Friday, Oct 3, 2003. I noticed the message light on my answering machine was flashing, and pressed the "Play" button.
I don't normally worry about whether I get messages in time, because most of the messages I get on my answering machine are from telemarketers, or they're non-messages, where people call and hang up as soon as they get the machine. The most annoying ones are the ones that are not addressed to me, but to whoever had my phone number before me. It seems like thse are usually from a lawyer's office or a collection agency. Since non-important messages comprise 90% of what I hear, it doesn't usually matter when I listen to them.
This time, the message had been recorded a day or 2 earlier, and was from my new friend and fellow classmate. And this time, I regretted not hearing it on the day it was recorded.
She was calling to let me know that her oldest son had passed away. He'd been at a party at a friends' house, and something went awry. The memorial service would be on Saturday, and she probably wouldn't be in class Monday night - would I mind letting the professor know, and also telling our small group?

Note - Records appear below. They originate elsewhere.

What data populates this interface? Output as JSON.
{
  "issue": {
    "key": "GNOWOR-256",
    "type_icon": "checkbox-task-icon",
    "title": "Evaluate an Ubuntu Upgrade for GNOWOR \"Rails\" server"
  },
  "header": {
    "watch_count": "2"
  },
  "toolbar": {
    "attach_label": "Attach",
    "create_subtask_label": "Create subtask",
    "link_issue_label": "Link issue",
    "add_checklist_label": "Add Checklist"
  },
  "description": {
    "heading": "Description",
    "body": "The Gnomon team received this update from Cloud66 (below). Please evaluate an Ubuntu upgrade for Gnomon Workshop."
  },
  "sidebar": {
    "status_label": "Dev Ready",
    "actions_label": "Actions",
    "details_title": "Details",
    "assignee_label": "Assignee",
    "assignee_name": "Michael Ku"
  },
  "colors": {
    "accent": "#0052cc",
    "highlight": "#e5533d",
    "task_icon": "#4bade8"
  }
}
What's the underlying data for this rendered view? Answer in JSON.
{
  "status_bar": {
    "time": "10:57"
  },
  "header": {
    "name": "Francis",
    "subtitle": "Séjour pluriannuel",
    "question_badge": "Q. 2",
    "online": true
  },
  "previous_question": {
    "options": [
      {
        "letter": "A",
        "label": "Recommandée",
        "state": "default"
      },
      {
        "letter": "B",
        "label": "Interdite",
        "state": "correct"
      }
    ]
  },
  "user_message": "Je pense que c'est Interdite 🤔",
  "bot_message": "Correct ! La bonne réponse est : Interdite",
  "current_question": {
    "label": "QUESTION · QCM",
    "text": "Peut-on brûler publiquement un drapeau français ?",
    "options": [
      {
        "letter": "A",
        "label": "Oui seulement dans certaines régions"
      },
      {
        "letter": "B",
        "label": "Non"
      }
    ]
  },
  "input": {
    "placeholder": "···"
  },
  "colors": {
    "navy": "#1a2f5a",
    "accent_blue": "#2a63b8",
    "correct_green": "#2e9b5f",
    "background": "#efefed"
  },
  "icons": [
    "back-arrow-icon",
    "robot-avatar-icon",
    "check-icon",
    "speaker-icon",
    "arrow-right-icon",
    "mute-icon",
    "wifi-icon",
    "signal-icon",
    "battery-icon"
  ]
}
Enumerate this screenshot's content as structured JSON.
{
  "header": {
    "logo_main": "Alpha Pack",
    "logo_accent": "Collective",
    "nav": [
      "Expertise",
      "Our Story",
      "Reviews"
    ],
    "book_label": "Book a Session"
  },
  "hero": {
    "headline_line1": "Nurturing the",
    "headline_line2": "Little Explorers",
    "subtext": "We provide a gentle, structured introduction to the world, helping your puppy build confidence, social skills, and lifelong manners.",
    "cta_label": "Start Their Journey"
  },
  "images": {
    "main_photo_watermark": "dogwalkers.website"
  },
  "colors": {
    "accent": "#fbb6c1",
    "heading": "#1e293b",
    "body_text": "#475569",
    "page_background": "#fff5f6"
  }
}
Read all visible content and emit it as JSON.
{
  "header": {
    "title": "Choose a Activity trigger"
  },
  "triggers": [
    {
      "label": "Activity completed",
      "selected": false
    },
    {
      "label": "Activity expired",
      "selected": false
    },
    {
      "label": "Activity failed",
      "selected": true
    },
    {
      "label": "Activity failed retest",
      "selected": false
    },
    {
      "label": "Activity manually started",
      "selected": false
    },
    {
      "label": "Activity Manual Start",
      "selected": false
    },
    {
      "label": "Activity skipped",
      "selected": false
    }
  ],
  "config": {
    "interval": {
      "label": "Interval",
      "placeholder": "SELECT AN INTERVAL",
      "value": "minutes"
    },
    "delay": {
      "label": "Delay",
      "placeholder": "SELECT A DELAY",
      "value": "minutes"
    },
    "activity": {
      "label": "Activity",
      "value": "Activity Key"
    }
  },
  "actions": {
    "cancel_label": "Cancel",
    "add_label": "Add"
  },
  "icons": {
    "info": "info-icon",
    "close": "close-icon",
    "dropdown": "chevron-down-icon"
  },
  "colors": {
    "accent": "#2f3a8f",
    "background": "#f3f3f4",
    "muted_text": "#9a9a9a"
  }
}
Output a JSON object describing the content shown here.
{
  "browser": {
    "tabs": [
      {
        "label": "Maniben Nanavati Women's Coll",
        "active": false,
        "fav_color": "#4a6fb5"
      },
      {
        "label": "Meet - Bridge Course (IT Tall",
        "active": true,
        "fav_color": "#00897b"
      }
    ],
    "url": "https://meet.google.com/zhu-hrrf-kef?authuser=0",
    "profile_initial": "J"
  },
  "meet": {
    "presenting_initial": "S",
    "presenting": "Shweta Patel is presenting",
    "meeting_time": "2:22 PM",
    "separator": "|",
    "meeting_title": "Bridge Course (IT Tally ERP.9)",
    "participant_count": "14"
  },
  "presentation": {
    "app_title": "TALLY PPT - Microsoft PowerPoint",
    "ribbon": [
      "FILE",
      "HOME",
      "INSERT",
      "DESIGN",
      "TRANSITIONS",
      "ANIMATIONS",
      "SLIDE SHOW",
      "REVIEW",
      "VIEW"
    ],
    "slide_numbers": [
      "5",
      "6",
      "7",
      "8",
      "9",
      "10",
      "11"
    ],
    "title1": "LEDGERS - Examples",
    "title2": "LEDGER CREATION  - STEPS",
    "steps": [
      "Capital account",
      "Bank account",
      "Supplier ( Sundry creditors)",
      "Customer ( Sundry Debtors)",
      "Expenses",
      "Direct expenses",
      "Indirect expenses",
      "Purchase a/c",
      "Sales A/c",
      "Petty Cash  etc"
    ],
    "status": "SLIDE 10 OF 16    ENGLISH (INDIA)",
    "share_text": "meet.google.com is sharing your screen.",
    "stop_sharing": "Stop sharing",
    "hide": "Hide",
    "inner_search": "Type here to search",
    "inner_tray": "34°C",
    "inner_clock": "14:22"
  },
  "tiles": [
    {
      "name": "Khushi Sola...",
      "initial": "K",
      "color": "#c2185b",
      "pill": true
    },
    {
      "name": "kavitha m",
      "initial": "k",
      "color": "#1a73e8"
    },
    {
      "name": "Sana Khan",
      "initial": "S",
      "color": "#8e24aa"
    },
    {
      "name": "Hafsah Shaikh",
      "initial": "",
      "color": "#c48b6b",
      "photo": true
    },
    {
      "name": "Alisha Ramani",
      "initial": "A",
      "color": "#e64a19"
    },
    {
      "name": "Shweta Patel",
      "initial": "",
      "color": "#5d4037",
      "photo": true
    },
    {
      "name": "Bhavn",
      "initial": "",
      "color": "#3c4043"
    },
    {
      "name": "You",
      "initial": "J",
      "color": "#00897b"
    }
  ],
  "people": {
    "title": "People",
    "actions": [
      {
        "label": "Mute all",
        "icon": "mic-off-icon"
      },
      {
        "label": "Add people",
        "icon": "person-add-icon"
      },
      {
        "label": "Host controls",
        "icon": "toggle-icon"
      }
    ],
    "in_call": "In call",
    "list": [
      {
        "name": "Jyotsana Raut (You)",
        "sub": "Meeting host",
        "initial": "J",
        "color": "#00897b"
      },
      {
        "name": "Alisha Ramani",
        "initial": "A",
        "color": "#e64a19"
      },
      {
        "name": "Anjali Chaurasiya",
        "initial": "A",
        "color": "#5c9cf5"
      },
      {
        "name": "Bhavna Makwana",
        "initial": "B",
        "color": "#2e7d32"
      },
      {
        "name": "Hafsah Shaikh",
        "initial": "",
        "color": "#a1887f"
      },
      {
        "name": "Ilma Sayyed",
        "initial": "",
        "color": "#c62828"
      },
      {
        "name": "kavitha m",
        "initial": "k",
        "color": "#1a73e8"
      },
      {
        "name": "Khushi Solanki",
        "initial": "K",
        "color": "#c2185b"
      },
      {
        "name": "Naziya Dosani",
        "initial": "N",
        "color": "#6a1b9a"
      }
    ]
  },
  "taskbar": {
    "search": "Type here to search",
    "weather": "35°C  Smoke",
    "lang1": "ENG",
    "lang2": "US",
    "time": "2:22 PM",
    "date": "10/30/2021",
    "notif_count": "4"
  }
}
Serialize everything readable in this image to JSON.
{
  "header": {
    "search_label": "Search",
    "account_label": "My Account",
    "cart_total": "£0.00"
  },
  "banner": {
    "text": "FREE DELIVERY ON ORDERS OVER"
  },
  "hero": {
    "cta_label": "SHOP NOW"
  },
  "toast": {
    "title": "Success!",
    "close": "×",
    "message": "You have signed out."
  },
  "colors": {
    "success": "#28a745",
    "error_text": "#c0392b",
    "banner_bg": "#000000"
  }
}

Matthew was young... 21, I think. Her first-born. A sensitive boy who grew into an artistic, sensitive young man. I never had the chance to meet him, but I know his younger brother, and I listen to his mom's stories, so I have an idea of what he was like. The world is a poorer place for his absence, but she is a richer woman for having had him in her life.
I passed along her news as requested, and on that Saturday I drove to the Memorial Service location, to provide what support I could with my presence, and my hugs.
They say the first year after a death is the hardest... the first holiday without that person, the first birthday, the first anniversary of their loss.... for my friend, that year of firsts is almost over.
She knows that I'm thinking of her this week, as she comes to the first anniversary of that horrible night. And I know that she's doing well; coping, allowing herself to grieve when needed, remembering the good things about Matthew.
At the Memorial Service, towards the end, the speaker asked us to close our eyes and think of our favorite memory of Matthew. To see him in our mind's eye, alive and happy as he was in that memory. Then she encouraged us to hold fast to THAT picture of him, to remember him THAT way, and to keep him alive in our hearts.
I'm sure it helps, but I'm also sure that my friend would rather not be facing this particular anniversary.